Another area where one can see design is in the way blood clots to prevent one from bleeding to death. Medical science has identified 13 separate clotting factors that need to exist in whole blood for the clotting process to work, and they must exist in the exact proportions we find them in or clotting does not occur. These clotting factors consist of calcium ions, fibrinogen, various enzymes, and other proteins. Any living entity missing one or more of these clotting factors suffers from excessive bleeding, and if the wound is serious enough it will die as the blood cannot clot to stop the bleeding. Even small wounds in such cases can prove fatal.

Another wonder of the clotting process is that it cannot work inside the body, as if it did blood clots would form in the various blood vessels of the body and one would quickly die. Clotting only occurs when a vessel wall is breached, and only then in the presence of air. The wonder of this process clearly speaks to a designer. To think that natural processes over millions of years stumbled upon the exact proteins, enzymes, ions, and fibrin structures to allow higher forms of animals to survive is ludicrous.

The process of eythropoiesis, or blood cell formation, is another wonder of the human body. Various regulatory factors, including the hormone erythropoieten, cause the bone marrow to increase red blood cell production. Normally, about 3 million new red blood cells enter circulation every second, but when the conditions demand it, the bone marrow can increase production ten-fold to about 30 millions per second. That is why people who live in higher altitudes have more red blood cells as they are needed in order to absorb lesser concentrations of oxygen at those levels.
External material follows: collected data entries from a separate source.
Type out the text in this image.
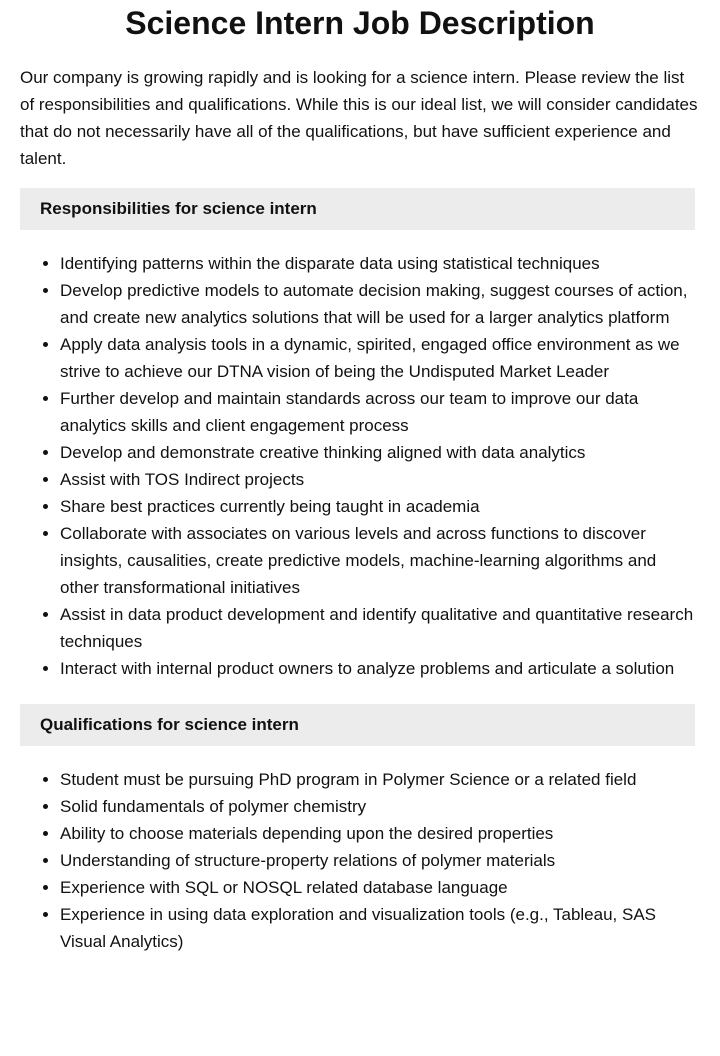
Science Intern Job Description

Our company is growing rapidly and is looking for a science intern. Please review the list of responsibilities and qualifications. While this is our ideal list, we will consider candidates that do not necessarily have all of the qualifications, but have sufficient experience and talent.

Responsibilities for science intern
• Identifying patterns within the disparate data using statistical techniques
• Develop predictive models to automate decision making, suggest courses of action, and create new analytics solutions that will be used for a larger analytics platform
• Apply data analysis tools in a dynamic, spirited, engaged office environment as we strive to achieve our DTNA vision of being the Undisputed Market Leader
• Further develop and maintain standards across our team to improve our data analytics skills and client engagement process
• Develop and demonstrate creative thinking aligned with data analytics
• Assist with TOS Indirect projects
• Share best practices currently being taught in academia
• Collaborate with associates on various levels and across functions to discover insights, causalities, create predictive models, machine-learning algorithms and other transformational initiatives
• Assist in data product development and identify qualitative and quantitative research techniques
• Interact with internal product owners to analyze problems and articulate a solution
Qualifications for science intern
• Student must be pursuing PhD program in Polymer Science or a related field
• Solid fundamentals of polymer chemistry
• Ability to choose materials depending upon the desired properties
• Understanding of structure-property relations of polymer materials
• Experience with SQL or NOSQL related database language
• Experience in using data exploration and visualization tools (e.g., Tableau, SAS Visual Analytics)
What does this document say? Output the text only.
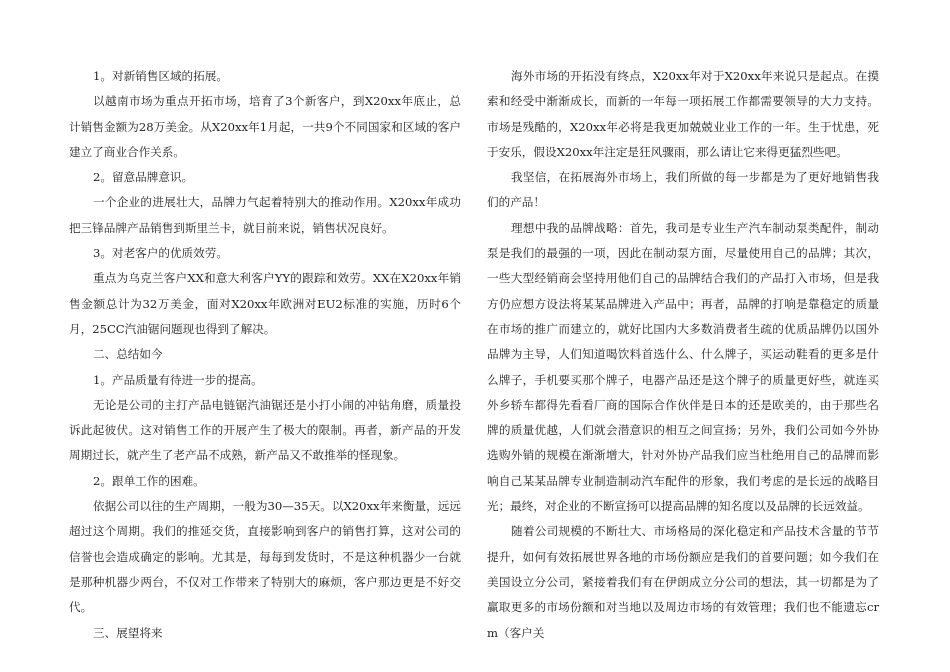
1。对新销售区域的拓展。

以越南市场为重点开拓市场，培育了3个新客户，到X20xx年底止，总计销售金额为28万美金。从X20xx年1月起，一共9个不同国家和区域的客户建立了商业合作关系。

2。留意品牌意识。

一个企业的进展壮大，品牌力气起着特别大的推动作用。X20xx年成功把三锋品牌产品销售到斯里兰卡，就目前来说，销售状况良好。

3。对老客户的优质效劳。

重点为乌克兰客户XX和意大利客户YY的跟踪和效劳。XX在X20xx年销售金额总计为32万美金，面对X20xx年欧洲对EU2标准的实施，历时6个月，25CC汽油锯问题现也得到了解决。

二、总结如今

1。产品质量有待进一步的提高。

无论是公司的主打产品电链锯汽油锯还是小打小闹的冲钻角磨，质量投诉此起彼伏。这对销售工作的开展产生了极大的限制。再者，新产品的开发周期过长，就产生了老产品不成熟，新产品又不敢推举的怪现象。

2。跟单工作的困难。

依据公司以往的生产周期，一般为30—35天。以X20xx年来衡量，远远超过这个周期。我们的推延交货，直接影响到客户的销售打算，这对公司的信誉也会造成确定的影响。尤其是，每每到发货时，不是这种机器少一台就是那种机器少两台，不仅对工作带来了特别大的麻烦，客户那边更是不好交代。

三、展望将来

海外市场的开拓没有终点，X20xx年对于X20xx年来说只是起点。在摸索和经受中渐渐成长，而新的一年每一项拓展工作都需要领导的大力支持。市场是残酷的，X20xx年必将是我更加兢兢业业工作的一年。生于忧患，死于安乐，假设X20xx年注定是狂风骤雨，那么请让它来得更猛烈些吧。

我坚信，在拓展海外市场上，我们所做的每一步都是为了更好地销售我们的产品！

理想中我的品牌战略：首先，我司是专业生产汽车制动泵类配件，制动泵是我们的最强的一项，因此在制动泵方面，尽量使用自己的品牌；其次，一些大型经销商会坚持用他们自己的品牌结合我们的产品打入市场，但是我方仍应想方设法将某某品牌进入产品中；再者，品牌的打响是靠稳定的质量在市场的推广而建立的，就好比国内大多数消费者生疏的优质品牌仍以国外品牌为主导，人们知道喝饮料首选什么、什么牌子，买运动鞋看的更多是什么牌子，手机要买那个牌子，电器产品还是这个牌子的质量更好些，就连买外乡轿车都得先看看厂商的国际合作伙伴是日本的还是欧美的，由于那些名牌的质量优越，人们就会潜意识的相互之间宣扬；另外，我们公司如今外协选购外销的规模在渐渐增大，针对外协产品我们应当杜绝用自己的品牌而影响自己某某品牌专业制造制动汽车配件的形象，我们考虑的是长远的战略目光；最终，对企业的不断宣扬可以提高品牌的知名度以及品牌的长远效益。

随着公司规模的不断壮大、市场格局的深化稳定和产品技术含量的节节提升，如何有效拓展世界各地的市场份额应是我们的首要问题；如今我们在美国设立分公司，紧接着我们有在伊朗成立分公司的想法，其一切都是为了赢取更多的市场份额和对当地以及周边市场的有效管理；我们也不能遗忘crm（客户关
The bottom line in all this is the clear conclusion that blood was designed specifically to perform the way it does, and were it to perform in any other way complex life forms could not exists. The physical shape of the hemoglobin molecule allows it to perfectly function by carrying oxygen from an environment where the oxygen pressure is high to an environment where it is low, while at the same time picking up carbon dioxide in an environment where its concentration is high and carrying it to an environment where it is low. Additionally, the very shape of the red blood cell allows it to circulate through the blood vessels and capillaries of the human body without clogging – any other shape would not work. And finally, the existence of 13 specific clotting factors that work in perfect unison to clot blood in the case of a wound points to design. If any one of them is missing, the organism bleeds to death.

And so I can reach no other conclusion, but that blood was created by God to perfectly work exactly the way it does, and as a result He gets all the credit for its wondrous design. We are truly fearfully and wonderfully made.